God, this movie...

Over the past week I've been reading through Rob Ager's analysis of the film.
If you're unfamiliar and love The Shining, I'd recommend taking some time to study it, here:
He also has a series of videos to accompany the essay that are very interesting...

I'd already seen the Room 237 documentary, which is fascinating, and from it I was already aware of some of these ideas. This essay goes into more depth on several of what I consider to be the more likely subliminal narrative elements deliberately injected by Kubrick. In obsessively fine tooth combing every shot, (as most familiar with the director's obsessive attention to detail would agree is not unwarranted,) I think he sometimes runs the theorizing off the deep end, but for the most part I think he's dead on or at least on the right track.

For instance, (spoilers maybe kinda) I agree that the main subliminal narrative correlates the surface events of the story to the historical patterns of genocide that have shaped civilization throughout history, with particular emphasis on the American colonial genocide of the Native American indians. The evidence for that is overwhelming. It seems to me that perhaps the intention of the film is to plant a seed of recognition of the horror of the atrocities on which our contemporary world is built, and to show that these atrocities are not only within our history, but will continue to recur "forever and ever", as long as we remain unaware and inactive in confronting and transforming our shadow material, in the Jungian sense, both as individuals and as collective society. (Think of the heavy use of mirroring, symmetry, twinning of dualities, looping, and recursion throughout the film. This will all make more sense if you've read the Ager essay.)

In that sense the crux of the film's positive imperative to the audience could be to take the first step in understanding and accepting collective responsibility for ancestral participation in bloodshed conquest, (both literal and in more subtle, figurative interactions,) and from there to recognize personal responsibility as a human being whose nature entails the endless cycle of conquest and cruelty to recognize those tendencies within ourselves and transform them. There's a lot to chew on here.

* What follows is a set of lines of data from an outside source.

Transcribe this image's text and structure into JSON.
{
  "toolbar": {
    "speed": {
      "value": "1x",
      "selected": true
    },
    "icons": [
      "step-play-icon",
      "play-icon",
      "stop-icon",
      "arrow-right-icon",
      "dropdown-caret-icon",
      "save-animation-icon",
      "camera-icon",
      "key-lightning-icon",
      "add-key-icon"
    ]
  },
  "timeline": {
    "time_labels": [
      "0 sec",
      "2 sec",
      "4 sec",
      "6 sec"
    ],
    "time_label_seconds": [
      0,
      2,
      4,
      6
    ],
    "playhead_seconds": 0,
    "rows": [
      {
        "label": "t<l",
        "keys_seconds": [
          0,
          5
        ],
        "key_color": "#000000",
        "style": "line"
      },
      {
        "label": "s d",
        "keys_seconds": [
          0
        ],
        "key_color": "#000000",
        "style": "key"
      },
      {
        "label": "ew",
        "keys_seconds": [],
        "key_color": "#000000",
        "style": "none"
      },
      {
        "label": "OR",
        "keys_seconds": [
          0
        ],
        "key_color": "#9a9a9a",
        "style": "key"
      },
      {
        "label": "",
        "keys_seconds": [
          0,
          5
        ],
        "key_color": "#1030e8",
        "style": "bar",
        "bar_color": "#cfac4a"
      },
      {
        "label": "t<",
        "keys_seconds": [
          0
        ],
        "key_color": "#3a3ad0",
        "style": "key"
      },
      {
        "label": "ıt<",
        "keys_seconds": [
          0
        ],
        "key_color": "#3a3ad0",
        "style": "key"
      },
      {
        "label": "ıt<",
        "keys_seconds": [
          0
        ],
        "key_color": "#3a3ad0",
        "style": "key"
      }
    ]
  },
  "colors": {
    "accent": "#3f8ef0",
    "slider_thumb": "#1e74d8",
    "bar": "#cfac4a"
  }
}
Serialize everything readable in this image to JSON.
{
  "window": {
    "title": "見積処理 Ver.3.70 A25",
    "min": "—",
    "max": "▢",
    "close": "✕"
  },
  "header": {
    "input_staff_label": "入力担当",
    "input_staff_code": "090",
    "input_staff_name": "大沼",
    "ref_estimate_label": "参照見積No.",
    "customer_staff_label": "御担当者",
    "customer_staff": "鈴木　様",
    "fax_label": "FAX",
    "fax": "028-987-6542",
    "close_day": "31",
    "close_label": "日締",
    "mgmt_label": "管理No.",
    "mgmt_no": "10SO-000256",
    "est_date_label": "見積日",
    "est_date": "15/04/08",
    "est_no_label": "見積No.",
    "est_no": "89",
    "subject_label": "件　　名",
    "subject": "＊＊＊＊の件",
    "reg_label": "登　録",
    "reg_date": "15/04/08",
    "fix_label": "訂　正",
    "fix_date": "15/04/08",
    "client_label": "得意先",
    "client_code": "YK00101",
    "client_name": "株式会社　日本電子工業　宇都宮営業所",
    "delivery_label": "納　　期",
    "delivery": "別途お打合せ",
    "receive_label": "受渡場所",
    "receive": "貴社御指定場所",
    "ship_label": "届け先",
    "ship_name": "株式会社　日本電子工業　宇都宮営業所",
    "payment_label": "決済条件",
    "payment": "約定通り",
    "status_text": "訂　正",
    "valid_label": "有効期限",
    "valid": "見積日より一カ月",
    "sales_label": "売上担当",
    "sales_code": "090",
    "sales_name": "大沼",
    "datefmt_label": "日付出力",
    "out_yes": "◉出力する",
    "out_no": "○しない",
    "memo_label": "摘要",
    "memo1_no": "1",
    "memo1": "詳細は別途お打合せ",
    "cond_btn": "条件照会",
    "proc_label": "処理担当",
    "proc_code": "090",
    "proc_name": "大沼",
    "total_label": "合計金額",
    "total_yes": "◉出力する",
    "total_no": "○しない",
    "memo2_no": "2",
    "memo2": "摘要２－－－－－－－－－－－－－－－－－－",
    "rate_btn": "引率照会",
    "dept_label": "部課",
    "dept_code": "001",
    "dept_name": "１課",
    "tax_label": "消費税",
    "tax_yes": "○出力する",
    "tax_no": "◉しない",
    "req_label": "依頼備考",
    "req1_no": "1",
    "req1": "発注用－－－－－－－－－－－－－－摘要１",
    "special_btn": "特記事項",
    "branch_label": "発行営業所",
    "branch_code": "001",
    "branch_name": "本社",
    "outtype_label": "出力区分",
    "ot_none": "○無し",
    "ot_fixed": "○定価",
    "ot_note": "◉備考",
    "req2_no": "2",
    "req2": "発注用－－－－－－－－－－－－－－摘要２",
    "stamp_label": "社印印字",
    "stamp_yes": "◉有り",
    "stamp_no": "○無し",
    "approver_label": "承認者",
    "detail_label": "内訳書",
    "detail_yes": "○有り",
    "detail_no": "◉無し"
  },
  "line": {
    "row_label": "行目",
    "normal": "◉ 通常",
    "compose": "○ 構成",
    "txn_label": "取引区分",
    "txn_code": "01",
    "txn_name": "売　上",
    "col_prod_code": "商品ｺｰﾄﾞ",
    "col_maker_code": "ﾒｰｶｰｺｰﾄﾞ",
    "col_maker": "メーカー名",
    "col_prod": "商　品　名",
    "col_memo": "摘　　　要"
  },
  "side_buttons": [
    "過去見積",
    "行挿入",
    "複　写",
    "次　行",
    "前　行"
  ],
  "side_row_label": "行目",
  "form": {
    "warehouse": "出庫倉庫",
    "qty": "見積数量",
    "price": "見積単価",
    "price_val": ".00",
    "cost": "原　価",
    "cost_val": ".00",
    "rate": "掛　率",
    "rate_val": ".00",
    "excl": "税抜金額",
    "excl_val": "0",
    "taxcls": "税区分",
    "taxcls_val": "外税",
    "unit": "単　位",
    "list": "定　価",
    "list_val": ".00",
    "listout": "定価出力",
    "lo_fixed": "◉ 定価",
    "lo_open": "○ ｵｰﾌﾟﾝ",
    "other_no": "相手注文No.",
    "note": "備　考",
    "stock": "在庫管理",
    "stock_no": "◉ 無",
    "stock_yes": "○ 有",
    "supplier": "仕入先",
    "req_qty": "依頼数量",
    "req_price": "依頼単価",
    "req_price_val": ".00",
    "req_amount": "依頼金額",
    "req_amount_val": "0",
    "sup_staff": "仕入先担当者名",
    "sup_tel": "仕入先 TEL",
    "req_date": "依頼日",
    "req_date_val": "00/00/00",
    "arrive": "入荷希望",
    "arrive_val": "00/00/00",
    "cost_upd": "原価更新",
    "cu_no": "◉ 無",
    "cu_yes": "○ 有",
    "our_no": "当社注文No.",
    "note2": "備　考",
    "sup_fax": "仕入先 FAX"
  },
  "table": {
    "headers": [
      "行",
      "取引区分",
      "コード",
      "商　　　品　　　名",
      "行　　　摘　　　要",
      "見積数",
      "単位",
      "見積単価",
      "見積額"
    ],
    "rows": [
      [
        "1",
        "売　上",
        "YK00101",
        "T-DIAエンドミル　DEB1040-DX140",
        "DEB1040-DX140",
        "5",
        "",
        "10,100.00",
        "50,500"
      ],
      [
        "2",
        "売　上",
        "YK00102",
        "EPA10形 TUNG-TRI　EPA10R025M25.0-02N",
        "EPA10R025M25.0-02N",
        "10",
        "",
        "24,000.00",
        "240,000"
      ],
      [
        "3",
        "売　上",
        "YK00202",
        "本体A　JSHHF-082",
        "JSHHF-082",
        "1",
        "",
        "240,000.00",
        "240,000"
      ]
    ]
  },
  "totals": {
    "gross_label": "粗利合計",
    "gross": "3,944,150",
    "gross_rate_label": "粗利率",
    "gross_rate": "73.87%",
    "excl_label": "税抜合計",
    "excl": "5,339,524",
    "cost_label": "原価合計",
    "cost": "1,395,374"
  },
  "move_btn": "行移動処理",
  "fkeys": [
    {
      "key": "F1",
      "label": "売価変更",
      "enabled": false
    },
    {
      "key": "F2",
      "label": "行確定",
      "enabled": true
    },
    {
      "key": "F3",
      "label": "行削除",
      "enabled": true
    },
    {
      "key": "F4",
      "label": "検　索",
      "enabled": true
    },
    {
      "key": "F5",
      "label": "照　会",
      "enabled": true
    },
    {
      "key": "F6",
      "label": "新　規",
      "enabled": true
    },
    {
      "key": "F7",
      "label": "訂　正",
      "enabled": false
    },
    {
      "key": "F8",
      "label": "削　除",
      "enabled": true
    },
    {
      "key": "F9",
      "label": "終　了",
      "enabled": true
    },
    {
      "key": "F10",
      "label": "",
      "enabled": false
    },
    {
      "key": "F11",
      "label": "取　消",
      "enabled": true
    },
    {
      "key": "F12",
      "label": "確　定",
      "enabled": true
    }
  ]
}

Another matter is the subliminal implication that Danny's shining visions and supernatural encounters are dreams, and the result of repression of trauma, with that trauma being a cycle of violent and particularly implied sexual abuse from father to son. (Again, check out the essay.) I've been thinking about this a lot and I do agree that the pieces are all there and it's very likely the case. It's known that on this film Kubrick was studying Subliminal Seduction and to be sure the film is thoroughly laced with sexually suggestive elements that would seem to add up to an unconscious association of sexual violation as the crux of the film's horror. More concretely, it's subliminally implied that Danny's encounter with the woman in room 237 never happened, and that it is a stand-in for Jack sexually abusing him after the camera exits the "You'd never do anything to hurt me or mommy, would ya?" scene. But why would Kubrick want to imply this. Does anyone have any thoughts? I'm starting to lean towards believing that the intention is to charge up our connection of seeing colonial genocide as a sort of rape.

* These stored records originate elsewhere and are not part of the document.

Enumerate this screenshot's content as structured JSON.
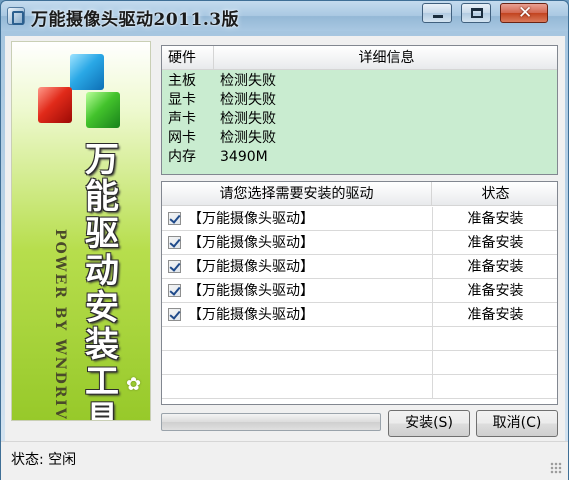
{
  "window": {
    "title": "万能摄像头驱动2011.3版"
  },
  "titlebar_buttons": {
    "minimize": "minimize",
    "maximize": "maximize",
    "close": "✕"
  },
  "banner": {
    "title": "万能驱动安装工具",
    "subtitle": "POWER BY WNDRIVERS",
    "logo": "✿"
  },
  "hardware": {
    "columns": [
      "硬件",
      "详细信息"
    ],
    "rows": [
      {
        "key": "主板",
        "value": "检测失败"
      },
      {
        "key": "显卡",
        "value": "检测失败"
      },
      {
        "key": "声卡",
        "value": "检测失败"
      },
      {
        "key": "网卡",
        "value": "检测失败"
      },
      {
        "key": "内存",
        "value": "3490M"
      }
    ]
  },
  "drivers": {
    "columns": [
      "请您选择需要安装的驱动",
      "状态"
    ],
    "rows": [
      {
        "checked": true,
        "name": "【万能摄像头驱动】",
        "status": "准备安装"
      },
      {
        "checked": true,
        "name": "【万能摄像头驱动】",
        "status": "准备安装"
      },
      {
        "checked": true,
        "name": "【万能摄像头驱动】",
        "status": "准备安装"
      },
      {
        "checked": true,
        "name": "【万能摄像头驱动】",
        "status": "准备安装"
      },
      {
        "checked": true,
        "name": "【万能摄像头驱动】",
        "status": "准备安装"
      }
    ]
  },
  "buttons": {
    "install": "安装(S)",
    "cancel": "取消(C)"
  },
  "progress": {
    "value": 0
  },
  "status": {
    "text": "状态: 空闲"
  }
}
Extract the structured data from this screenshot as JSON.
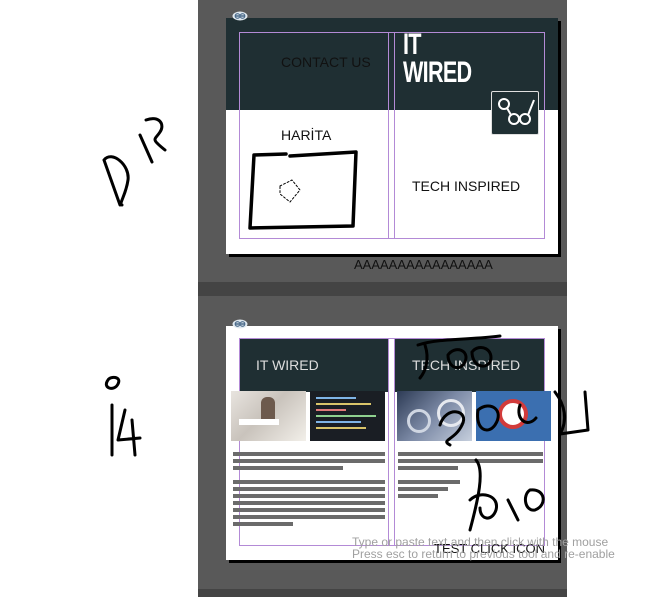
{
  "page1": {
    "contact_label": "CONTACT US",
    "logo_line1": "IT",
    "logo_line2": "WIRED",
    "harita_label": "HARİTA",
    "tech_inspired_label": "TECH INSPIRED",
    "footer_text": "AAAAAAAAAAAAAAAA"
  },
  "page2": {
    "it_wired_label": "IT WIRED",
    "tech_inspired_label": "TECH INSPIRED",
    "test_click_label": "TEST CLICK ICON"
  },
  "hint": {
    "line1": "Type or paste text and then click with the mouse",
    "line2": "Press esc to return to previous tool and re-enable"
  },
  "colors": {
    "canvas": "#595959",
    "dark_panel": "#1f2f33",
    "guides": "#b38ad6"
  },
  "icons": [
    "link-icon",
    "share-icon"
  ]
}
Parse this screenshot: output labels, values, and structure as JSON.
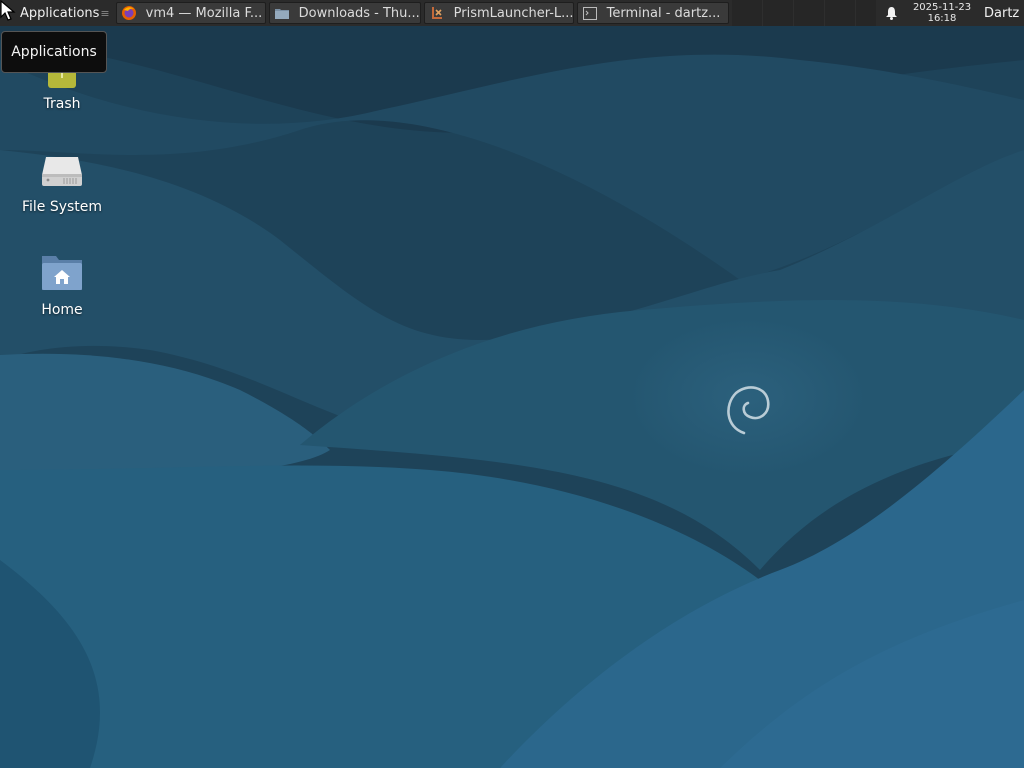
{
  "panel": {
    "applications_label": "Applications",
    "tasks": [
      {
        "label": "vm4 — Mozilla F...",
        "icon": "firefox-icon"
      },
      {
        "label": "Downloads - Thu...",
        "icon": "folder-icon"
      },
      {
        "label": "PrismLauncher-L...",
        "icon": "prism-launcher-icon"
      },
      {
        "label": "Terminal - dartz...",
        "icon": "terminal-icon"
      }
    ],
    "date": "2025-11-23",
    "time": "16:18",
    "user": "Dartz"
  },
  "tooltip": {
    "text": "Applications"
  },
  "desktop_icons": [
    {
      "label": "Trash",
      "icon": "trash-icon"
    },
    {
      "label": "File System",
      "icon": "drive-icon"
    },
    {
      "label": "Home",
      "icon": "home-folder-icon"
    }
  ],
  "colors": {
    "panel_bg": "#2b2b2b",
    "wallpaper_dark": "#1d3f54",
    "wallpaper_light": "#2c6a8e"
  }
}
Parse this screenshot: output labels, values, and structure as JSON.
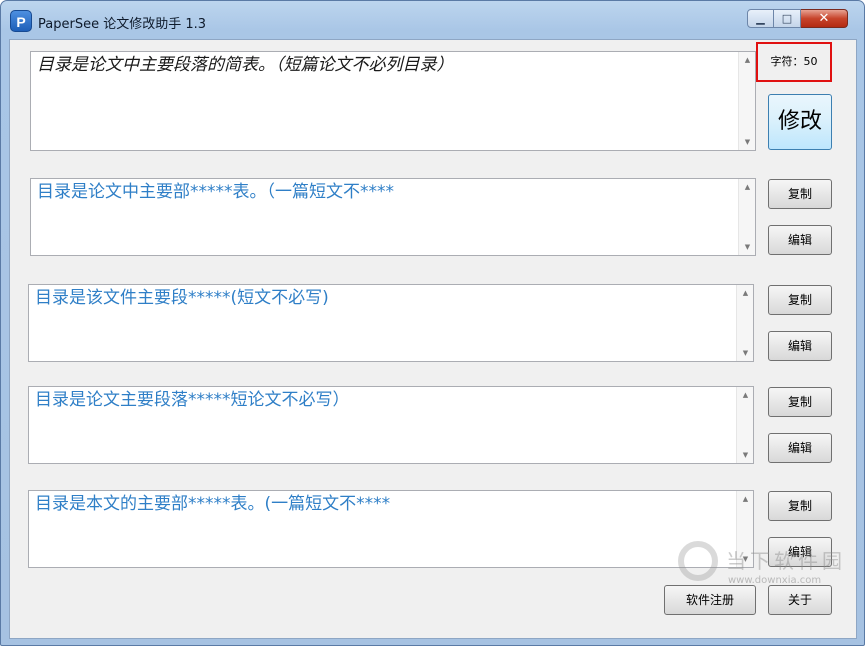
{
  "window": {
    "title": "PaperSee 论文修改助手 1.3",
    "icon_letter": "P",
    "min_glyph": "▁",
    "max_glyph": "□",
    "close_glyph": "✕"
  },
  "source": {
    "text": "目录是论文中主要段落的简表。（短篇论文不必列目录）"
  },
  "char_count": "字符：50",
  "modify_label": "修改",
  "results": [
    {
      "text": "目录是论文中主要部*****表。（一篇短文不****",
      "copy_label": "复制",
      "edit_label": "编辑"
    },
    {
      "text": "目录是该文件主要段*****(短文不必写)",
      "copy_label": "复制",
      "edit_label": "编辑"
    },
    {
      "text": "目录是论文主要段落*****短论文不必写）",
      "copy_label": "复制",
      "edit_label": "编辑"
    },
    {
      "text": "目录是本文的主要部*****表。(一篇短文不****",
      "copy_label": "复制",
      "edit_label": "编辑"
    }
  ],
  "footer": {
    "register_label": "软件注册",
    "about_label": "关于"
  },
  "watermark": {
    "text": "当下软件园",
    "url": "www.downxia.com"
  },
  "scroll_up_glyph": "▲",
  "scroll_down_glyph": "▼",
  "colors": {
    "result_text": "#2f7fc7",
    "highlight_border": "#e01010"
  }
}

Also, it blew my mind to recently learn that there are two Grady's spoken of: Charles and Delbert! WTF. Any ideas?

But yeah, god, this movie...

I've been just fascinated by it since I first saw it as a too-young preteen, and over the years I've watched it so many times that every shot is burned permanently in my memory. I believe it was the first really real horror film I ever saw, and it absolutely fucked me up. Since then I've seen virtually every other classic horror film from every era, a lion's share of the cult/minor favorites, and many hundreds of the B-flicks. But I find that each time I revisit The Shining, even now as a very grown-ass adult, the very same truly haunted feeling I got my first time seeing it takes over my life for the rest of the day and echoes for some time to come. No other film has ever given me this feeling of absolute surreal, creeping, ominous, totally irrational and unidentifiable real fear. It's like the whole world dissolves into illusion, your mind unfolded into a symmetrical, looping hall of mirrors, and the reflection they show is a universal portrait of human madness, as though the fountainhead of reality itself may well be deranged and malevolent, but you can't make out what's certain through the mist...

Also, this week as I happen to be thinking a lot about The Shining, I happen to have the house to myself and am serving as its *caretaker*, it's just started getting much *colder* where I am, and have even been working on a *location map* for a client. Really feeling the shine.

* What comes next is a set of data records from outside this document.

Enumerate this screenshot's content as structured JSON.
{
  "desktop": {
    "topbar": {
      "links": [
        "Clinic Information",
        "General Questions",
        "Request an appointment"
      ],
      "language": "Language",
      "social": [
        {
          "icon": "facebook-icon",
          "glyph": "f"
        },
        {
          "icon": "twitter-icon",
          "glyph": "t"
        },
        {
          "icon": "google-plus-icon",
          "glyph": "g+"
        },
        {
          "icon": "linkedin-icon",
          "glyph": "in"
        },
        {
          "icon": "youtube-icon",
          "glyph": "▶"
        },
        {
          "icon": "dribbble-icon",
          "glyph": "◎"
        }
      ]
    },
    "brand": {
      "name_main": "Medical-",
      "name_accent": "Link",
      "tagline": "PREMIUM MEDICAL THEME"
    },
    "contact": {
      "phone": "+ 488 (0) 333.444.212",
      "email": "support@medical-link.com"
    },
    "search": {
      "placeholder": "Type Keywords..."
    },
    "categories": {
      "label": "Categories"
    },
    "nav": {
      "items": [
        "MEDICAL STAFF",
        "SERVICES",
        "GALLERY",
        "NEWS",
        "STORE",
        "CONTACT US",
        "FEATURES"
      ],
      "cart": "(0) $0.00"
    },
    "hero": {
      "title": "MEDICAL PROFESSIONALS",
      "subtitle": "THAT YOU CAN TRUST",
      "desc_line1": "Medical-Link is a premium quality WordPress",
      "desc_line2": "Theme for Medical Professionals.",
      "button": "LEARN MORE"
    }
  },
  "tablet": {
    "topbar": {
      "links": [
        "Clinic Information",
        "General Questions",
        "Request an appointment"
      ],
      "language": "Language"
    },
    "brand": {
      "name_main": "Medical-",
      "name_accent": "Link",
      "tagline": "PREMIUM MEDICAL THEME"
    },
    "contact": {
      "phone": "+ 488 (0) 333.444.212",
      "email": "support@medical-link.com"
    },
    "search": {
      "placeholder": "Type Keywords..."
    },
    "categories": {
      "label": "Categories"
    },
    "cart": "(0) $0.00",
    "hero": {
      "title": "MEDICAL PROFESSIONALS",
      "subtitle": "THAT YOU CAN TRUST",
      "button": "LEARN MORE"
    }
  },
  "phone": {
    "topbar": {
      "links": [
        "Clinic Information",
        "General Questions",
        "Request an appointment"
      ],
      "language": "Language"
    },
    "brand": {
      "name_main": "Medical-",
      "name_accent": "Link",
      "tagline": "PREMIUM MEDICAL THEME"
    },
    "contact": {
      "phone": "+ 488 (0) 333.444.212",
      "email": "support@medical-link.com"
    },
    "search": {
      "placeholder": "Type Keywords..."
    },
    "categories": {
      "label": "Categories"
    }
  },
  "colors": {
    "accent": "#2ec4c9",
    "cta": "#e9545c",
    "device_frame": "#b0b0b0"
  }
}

I watch all of Ager’s stuff on YouTube and sometimes he might go a little too far, as you said off the deep end, but I feel like he’s right on the majority of the time. I think the Shining is amazing and have always loved it.

Have fun “care taking.” :)


I like the movie too.


Just like Bazooka Joe! Limitless depth. Only plebeian fools are unable to see the allegory and amazing details.


It is an interesting read, thanks for sharing!